The CAD Revolution In Construction29 March 2019
The CAD Revolution In Construction
From pencil to paper and 3D, 4D, or even 5D BIM— there’s no doubt things are rapidly changing in the construction industry. CAD is transforming the way we work – and will continue in the future.
Computer technology has offered both design and manufacturing industries many advantages when it comes to managing processes and concentrating efforts on increasing overall efficiency and productivity. A lot of time previously spent on lengthy design and correction processes by hand, has been saved by the introduction of Computer Aided Design.
All about CAD
The introduction of Computer Aided Design (CAD) has led to an increase in productivity all over the world. CAD is the use of computer technology to help design a product and contains all the activities of a design process. This makes it possible to develop a concept idea into a product to be manufactured, including all the associated specifications. Engineers use CAD software to increase design productivity, improve design quality, improve communication through documentation and create a database for production.

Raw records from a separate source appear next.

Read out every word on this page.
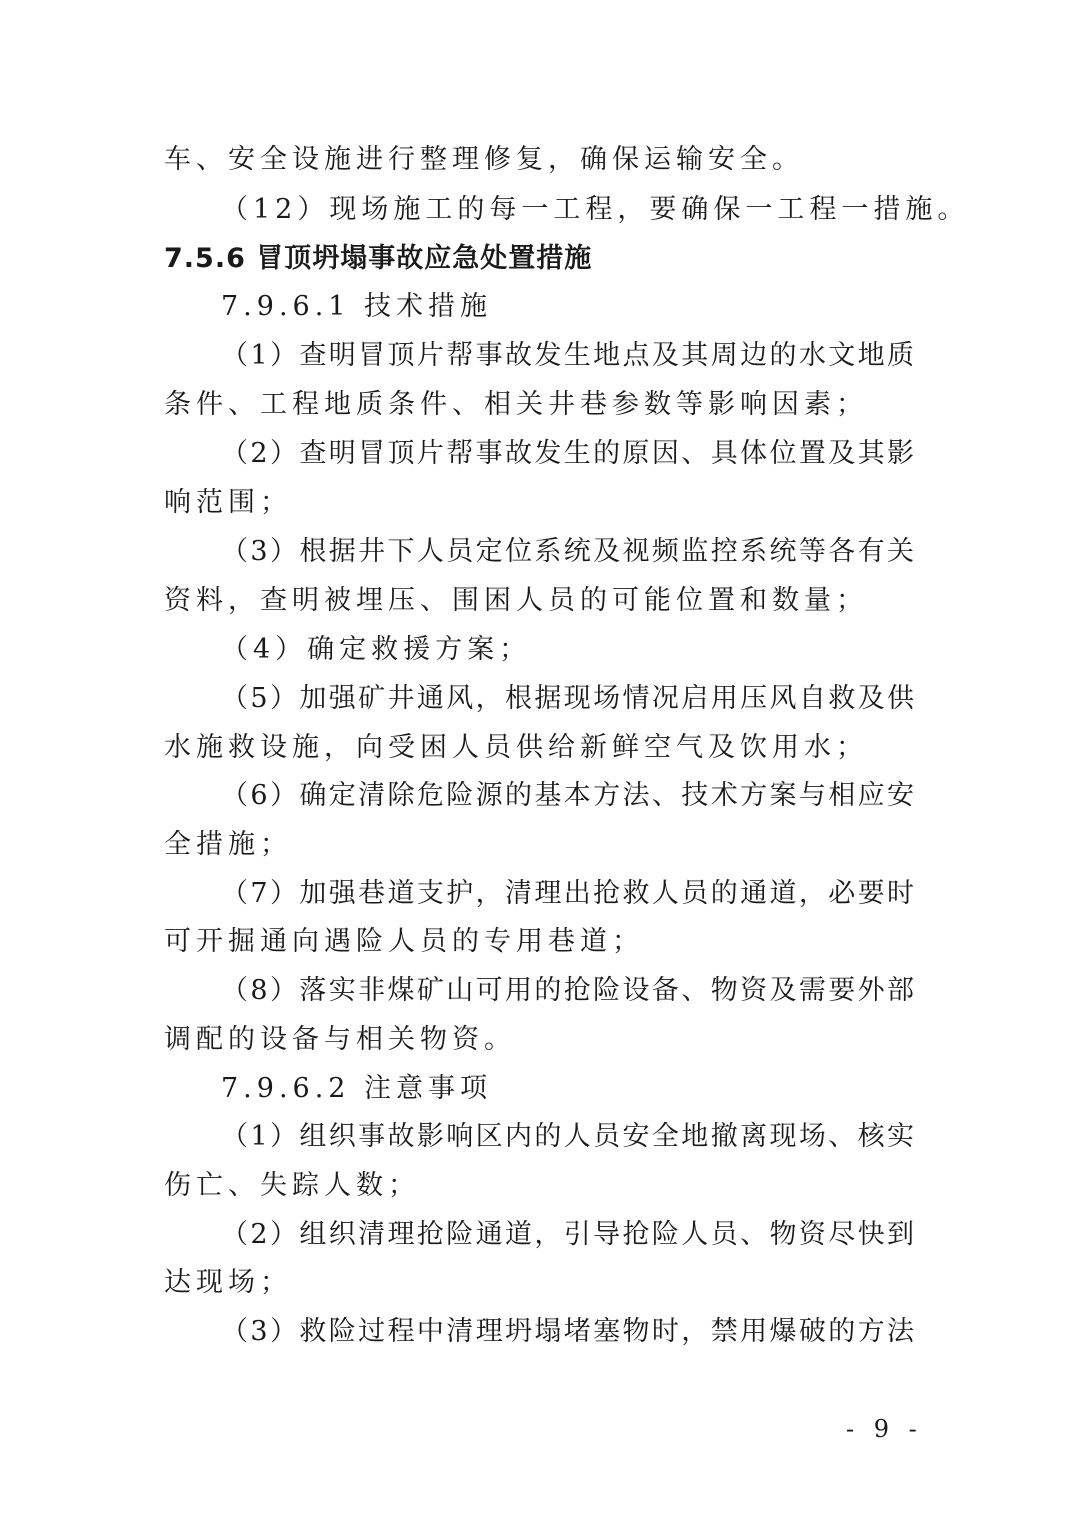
车、安全设施进行整理修复，确保运输安全。
（12）现场施工的每一工程，要确保一工程一措施。
7.5.6 冒顶坍塌事故应急处置措施
7.9.6.1 技术措施
（1）查明冒顶片帮事故发生地点及其周边的水文地质
条件、工程地质条件、相关井巷参数等影响因素；
（2）查明冒顶片帮事故发生的原因、具体位置及其影
响范围；
（3）根据井下人员定位系统及视频监控系统等各有关
资料，查明被埋压、围困人员的可能位置和数量；
（4）确定救援方案；
（5）加强矿井通风，根据现场情况启用压风自救及供
水施救设施，向受困人员供给新鲜空气及饮用水；
（6）确定清除危险源的基本方法、技术方案与相应安
全措施；
（7）加强巷道支护，清理出抢救人员的通道，必要时
可开掘通向遇险人员的专用巷道；
（8）落实非煤矿山可用的抢险设备、物资及需要外部
调配的设备与相关物资。
7.9.6.2 注意事项
（1）组织事故影响区内的人员安全地撤离现场、核实
伤亡、失踪人数；
（2）组织清理抢险通道，引导抢险人员、物资尽快到
达现场；
（3）救险过程中清理坍塌堵塞物时，禁用爆破的方法
- 9 -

Different types of CAD software
Within CAD, a distinction is made between three systems:
- 2D systems, which are used to make technical drawings;
- 2½D systems, which are an extension of depth for CNC-controlled machines (Computer Aided Manufacturing);
- 3D systems, which work with wire, surface, volume or solid models.
The step after 3D systems is BIM (Building Information Modelling), which has attracted a great deal of attention in recent years. However, the concept of BIM is actually not new and dates 30 years back, while the term BIM itself has been in circulation for approximately 15 years.
A brief history of BIM
The first document to describe a concept now known as BIM was Charles M. Eastman’s description of a working prototype Building Description System, published in the AIA Journal in 1975. This was the first time that interactively defined elements were used, where information on matters like floor plan, facade, perspective, and section was contained in the same description of an element. All changes only needed to be made once, as modifications in all other drawings would happen accordingly. Data on costs, quantities and materials could easily be generated.
The first time the term Building Modeling was used as we know it, was in an article by Robert Aish in 1986. Aish stated that in order for CAD to be effective in multidisciplinary teams, information should be represented in an appropriate way, for example in a 3D view. He coined that an integrated CAD system could be a solution to facilitate the coordination and consistency of design information.
From Building Modeling, it was just a small step to Building Information Model or BIM, which was used for the first time in a piece ‘Automation in Construction‘ from 1992 by G.A. van Nederveen and F. Tolman. This paper presented an approach in which aspect models from different participants in a building project together made up a building reference model.
Today, BIM is described as a working method in which a 3D Building Information Model (BIM) integrates the collaboration of various disciplines in the construction industry.
The standardization committee of the American National BIM Standard describes BIM as:
“Building Information Modeling (BIM) is a digital representation of physical and functional characteristics of a facility. A BIM is a shared knowledge resource for information about a facility forming a reliable basis for decisions during its life-cycle; defined as existing from earliest conception to demolition.”
So a BIM model as we know it today is a resource to be used throughout the construction process: from first design, during construction, during management and operation to the demolition of the building.
From 3D to 4D, 5D and 6D BIM
Across the world, BIM adoption and standards vary but the fact that BIM is transforming the way we work in construction rings true everywhere. While some firms are taking the first steps from 2D to 3D design, others are already taking the step from 3D to 4D, 5D or even 6D BIM:
- 4D-BIM: adds visual clarity to the building plan.
- 5D-BIM: adds two features to 3D-BIM: cost and materials. In addition to the standard design parameters, extra details such as geometry, aesthetics, thermal and acoustic properties are now also included in a project. It’s possible to estimate the effect of a decision on the cost of a design at an early stage.
- 6D-BIM: is about lifecycle management and potentially offers a lot of added value for large projects. 6D-BIM is focused on the long-term, including data for maintenance and sustainability, which has been added at an early stage.
The future of CAD: Generative Design
The use of CAD has grown strongly over the years and has changed radically – and will continue to do so over time. The most important aspects of future CAD technologies and software will be convenience and speed. The design process should ultimately be made faster, more efficient and easier.
With generative design, these 3 objectives can be achieved.
Generative design software uses the design objectives and parameters entered, such as material, construction or manufacturing method and costs, and the computing power of the cloud. Based on the objectives and parameters, the cloud computing power generates several design options. These options can be very complex: it would take days or weeks to devise and develop them yourself in the3D CAD software that’s currently available. And, thanks to 3D printing technology, it will be possible to actually produce such complex design options.
Generative design will shift the role of designers, engineers, and modelers. From using the computer as a drawing tool, engineers will co-create with technology and focus on setting goals and criteria. Ultimately, determining the best design will be left to technology.